Keith has made an index of "important things" in our lives, one manila cardstock page for each year, all clipped together. If we need to know when we purchased something that has gone kaput, we can pull out half a dozen sheets from about the right time, and quickly skim them until we find it. If we need to know when one or the other of us had a surgery or the last tetanus shot or any number of other things, five minutes will tell us all we need to know.
At first, as a young mother who scarcely had time to think, and certainly not much time for myself, I hardly wrote in the things.
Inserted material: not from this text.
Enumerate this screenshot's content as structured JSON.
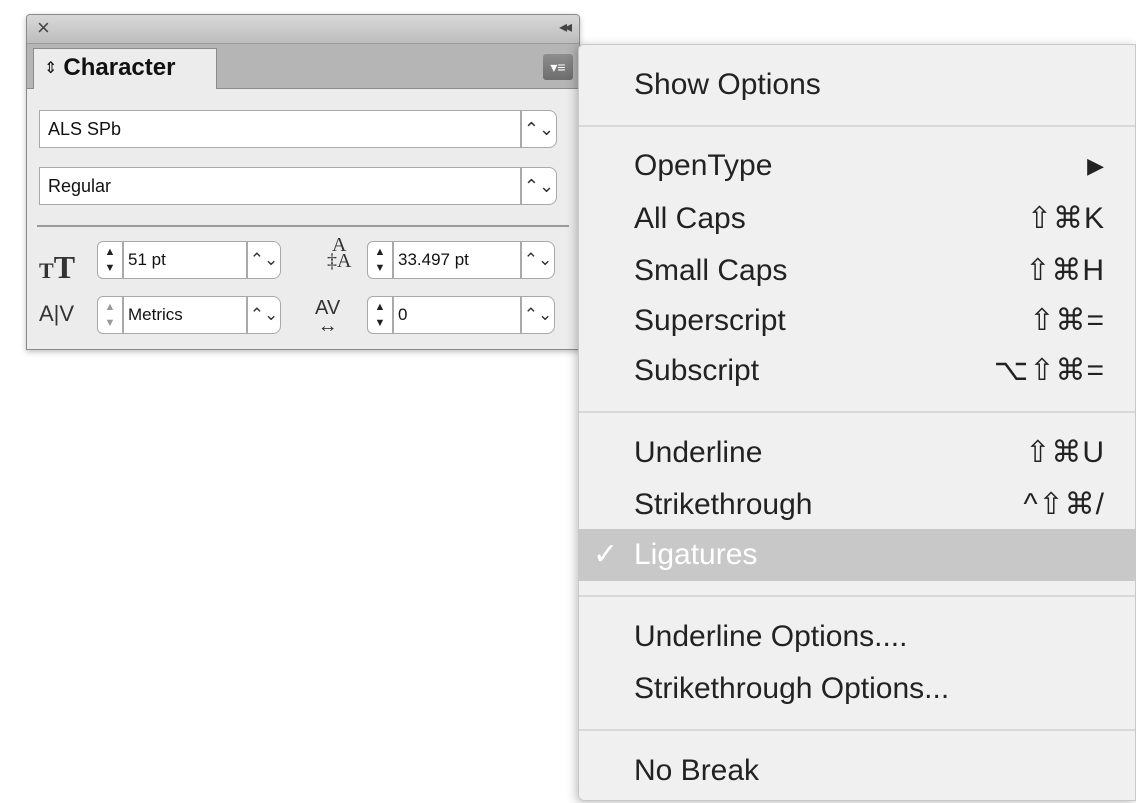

But as the boys grew up and no longer needed Mommy every few minutes, could dress themselves, bathe themselves, and entertain themselves, I began to add a page here and there—to get my side in, which is our inside joke about it. For well over the past twenty years I, too, write in it every day. The only problem I have is that now that we are together 24/7, if he tells everything we have done in a day, I have nothing left to write except, "Yep."
This year we have had a bit of a problem. Suddenly, usually on the edges of the page, the pen stops writing. These are the same style and company's pens we have used for decades. Occasionally I can pick up another pen and fill in the missing letters, but not every time. It makes this usually pleasant chore a real aggravation.
The other night Keith left me to go study, carrying the same pen with him that had just refused to write not only on the edges of the page but smack in the middle, too. He pulled out a sheet of cheap notebook paper to take notes as he studied and the pen wrote just fine anywhere on the page. That made him think. He came back to the journal and pulled it out. We have always used Mead notebooks. This was one we found on a super-cheap sale, a Stellar—which it evidently is not! The problem was not the pen; the problem was the paper, some sort of finish that kept the ink from writing on it in scattered places. Unfortunately, we bought two of the things. That second one will go somewhere else, not as our next journal, and we will just have to suffer through the rest of the year with this one.
For this is the covenant that I will make with the house of Israel after those days, declares the LORD: I will put my law within them, and I will write it on their hearts. And I will be their God, and they shall be my people. (Jer 31:33).
In this time of the new covenant, God is writing his law upon our hearts. He expects that our "obedience of faith" as Paul calls it twice in the book of Romans, will be "obedience from the heart" (Rom 6:17). That heart will "delight to do his will" (Psa 37:31; Rom 7:22). That kind of heart will "know righteousness" (Isa 51:7). That kind of heart, pure and sincere even as it follows God's rules carefully, is what He demands from His people.
God writes on our hearts through the Holy Spirit (2 Cor 3:3). As we fill ourselves with His Word, our hearts are being etched with a marker far more perfect than the ones we use. God's writing implement works just fine. If He is having trouble writing on your heart, it's not the pen that is at fault, it's your heart.
And you show that you are a letter from Christ delivered by us, written not with ink but with the Spirit of the living God, not on tablets of stone but on tablets of human hearts (2Cor 3:3).